Meski Rio Tinto memberi beri harga  bagus  untuk pemerintah, menurut saya lebih baik target pertama pemerintah adalah mengambilalih saham Freeport Indonesia itu sendiri bukan Rio Tinto. Pemerintah nanti hanya tinggal melanjutkan komitmen kerjasama.


Saya sebenarnya mempertanyakan langkah pemerintah mengambil saham Rio Tinto untuk apa? Seharusnya yang dibeli adalah saham Freeport Indonesia. Mestinya pemerintah harus seefektif mungkin menyiapkan dana untuk membeli sisa divestasi Freeport Indonesia.
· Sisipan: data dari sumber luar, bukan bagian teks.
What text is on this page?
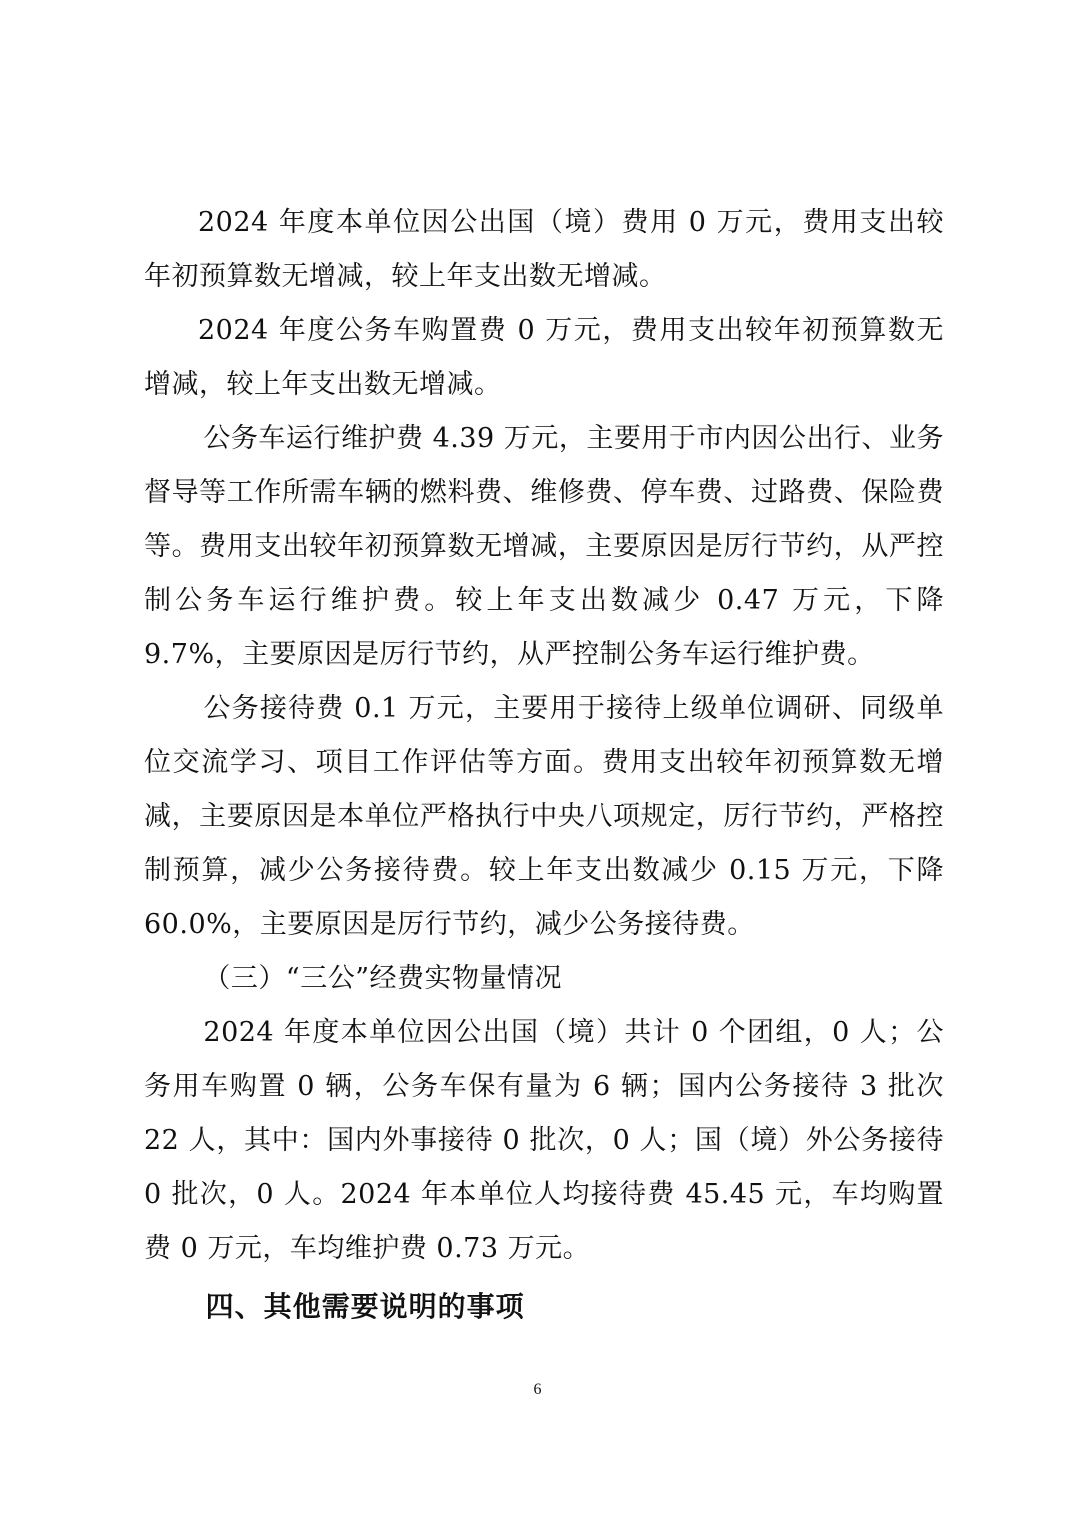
2024 年度本单位因公出国（境）费用 0 万元，费用支出较年初预算数无增减，较上年支出数无增减。

2024 年度公务车购置费 0 万元，费用支出较年初预算数无增减，较上年支出数无增减。

公务车运行维护费 4.39 万元，主要用于市内因公出行、业务督导等工作所需车辆的燃料费、维修费、停车费、过路费、保险费等。费用支出较年初预算数无增减，主要原因是厉行节约，从严控制公务车运行维护费。较上年支出数减少 0.47 万元，下降 9.7%，主要原因是厉行节约，从严控制公务车运行维护费。

公务接待费 0.1 万元，主要用于接待上级单位调研、同级单位交流学习、项目工作评估等方面。费用支出较年初预算数无增减，主要原因是本单位严格执行中央八项规定，厉行节约，严格控制预算，减少公务接待费。较上年支出数减少 0.15 万元，下降 60.0%，主要原因是厉行节约，减少公务接待费。

（三）“三公”经费实物量情况

2024 年度本单位因公出国（境）共计 0 个团组，0 人；公务用车购置 0 辆，公务车保有量为 6 辆；国内公务接待 3 批次 22 人，其中：国内外事接待 0 批次，0 人；国（境）外公务接待 0 批次，0 人。2024 年本单位人均接待费 45.45 元，车均购置费 0 万元，车均维护费 0.73 万元。

四、其他需要说明的事项

6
Jangan sampai sudah menguasai saham Rio Tinto tetapi malah tidak mampu membeli 41,64% saham Freeport Indonesia. Ini konyol. Jadi fokusnya harus Freeport Indonesia.

Saya tegaskan membeli participating interest Rio Tinto tidak akan membatalkan divestasi saham Freeport Indonesia. Kalau sudah menguasai Rio Tinto belum tentu menguasai Freeport Indonesia.

Apalagi Rio Tinto hanya ada di proyek Grasberg. Kalau proyek Grasberg sudah habis saya tidak tahu perjanjian dengan Freeport Indonesia seperti apa. Tapi kalau  proyek selesai, perjanjian dengan Rio Tinto juga habis. Kerjasama Rio Tinto dengan Freeport hanya sampai tahun 2021.

Strategi pemerintah salah apalagi kalau saham pemerintah hanya kurang dari separuh. Saya tidak tahu strategi pemerintah. Seharusnya pemerintah tak perlu lihat Rio Tinto.